I was at a round table event recently at which, interestingly, the topic open to the table was ‘failure’. A blog post by Gemma Bull, Head of Innovation at Save the Children, helped to frame the discussion and the points it raises are perfectly well articulated so I won’t rehash those here.
What I did think was interesting was that around the table were representatives from all walks of life, all had been drawn in by the topic of failure, all had an interest in failure as a concept, all had experienced (I am deducing from the session) forms of failure in various aspects of the work they were engaged in. We had an excellent discussion with some really interesting examples, many cited in Gemma’s blog, being discussed and some interesting considerations were raised. However, despite all the experience around the table, it was, as I think is often the case with topics such as this, very difficult to arrive at meaningful solutions to the questions raised and the challenges presented.
At another event recently, the launch of a new think tank, Business Innovate, founded by Crispin Williams, one of the attendees raised an interesting point about there being a change in corporate culture in the city, moving from a culture where people were trained, nurtured and allowed to succeed (or fail) over time, to one where underperformance in the short term is now terminal. The bottom x% are not given a chance to learn, develop, correct and build, they are culled.
Failure has become an endpoint, where to be failing is the same as having failed and an absolute. Short-termism driven by an obsession with near term financial performance measures are stifling innovation, stifling the risk-taking cultures that should underpin the quest for enhancement and improvements to the status quo.
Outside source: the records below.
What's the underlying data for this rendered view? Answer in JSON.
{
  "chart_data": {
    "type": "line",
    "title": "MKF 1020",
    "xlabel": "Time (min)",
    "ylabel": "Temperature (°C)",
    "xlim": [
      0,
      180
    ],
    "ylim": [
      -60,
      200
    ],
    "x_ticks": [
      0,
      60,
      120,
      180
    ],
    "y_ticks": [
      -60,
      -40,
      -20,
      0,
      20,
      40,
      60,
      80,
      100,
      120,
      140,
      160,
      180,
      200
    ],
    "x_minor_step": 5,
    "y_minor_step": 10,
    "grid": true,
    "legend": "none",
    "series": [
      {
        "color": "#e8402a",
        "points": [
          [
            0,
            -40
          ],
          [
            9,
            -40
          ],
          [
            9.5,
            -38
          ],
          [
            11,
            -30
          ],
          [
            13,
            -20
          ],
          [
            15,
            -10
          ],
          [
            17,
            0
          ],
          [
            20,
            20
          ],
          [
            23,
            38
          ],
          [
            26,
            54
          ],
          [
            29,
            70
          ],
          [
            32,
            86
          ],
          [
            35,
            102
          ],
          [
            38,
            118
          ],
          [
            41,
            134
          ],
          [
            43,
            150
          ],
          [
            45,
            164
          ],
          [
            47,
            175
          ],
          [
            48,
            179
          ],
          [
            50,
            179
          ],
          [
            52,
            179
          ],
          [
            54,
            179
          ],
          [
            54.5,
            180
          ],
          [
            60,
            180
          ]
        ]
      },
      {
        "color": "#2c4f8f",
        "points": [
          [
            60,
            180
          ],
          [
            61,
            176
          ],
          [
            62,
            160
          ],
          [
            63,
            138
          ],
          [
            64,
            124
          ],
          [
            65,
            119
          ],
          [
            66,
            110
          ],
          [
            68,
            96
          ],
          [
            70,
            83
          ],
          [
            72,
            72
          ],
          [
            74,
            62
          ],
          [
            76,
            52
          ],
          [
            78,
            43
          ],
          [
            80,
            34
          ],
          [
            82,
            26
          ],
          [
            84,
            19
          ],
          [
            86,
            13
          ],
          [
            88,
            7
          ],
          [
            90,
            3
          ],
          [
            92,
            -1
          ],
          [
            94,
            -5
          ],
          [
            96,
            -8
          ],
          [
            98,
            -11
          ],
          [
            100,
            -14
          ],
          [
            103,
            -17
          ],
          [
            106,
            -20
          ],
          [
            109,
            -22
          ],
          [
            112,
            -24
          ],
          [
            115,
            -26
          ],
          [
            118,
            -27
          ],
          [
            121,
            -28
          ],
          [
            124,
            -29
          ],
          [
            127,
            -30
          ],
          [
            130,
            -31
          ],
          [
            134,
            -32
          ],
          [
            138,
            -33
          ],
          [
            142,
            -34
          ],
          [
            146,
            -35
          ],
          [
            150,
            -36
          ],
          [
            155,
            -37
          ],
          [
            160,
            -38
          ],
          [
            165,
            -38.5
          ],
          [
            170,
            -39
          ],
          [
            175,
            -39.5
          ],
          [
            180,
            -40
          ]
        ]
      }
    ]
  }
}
I would like to suggest that we need to urgently reassess this stigma with failure, that we need to reposition failure along the innovation pathway and allow for more entrepreneurial practices to flourish. We should not encourage failure, but we certainly should discount the value we can derive from failure. Who are we to even define failure, surely one person’s failure is another’s opportunity. Amazon, an undeniable success, practically failed several times (they were out of money and almost out of time on more than one occasion) before their time finally arrived.
I was recently introduced to the great organisation Failforward.org. This was the final piece of the puzzle that prompted me to write this post. I will leave you with their mantra “Failure happens…from it you should learn, innovate and build resilience”, and with that I’m off to try something new and see where it takes me!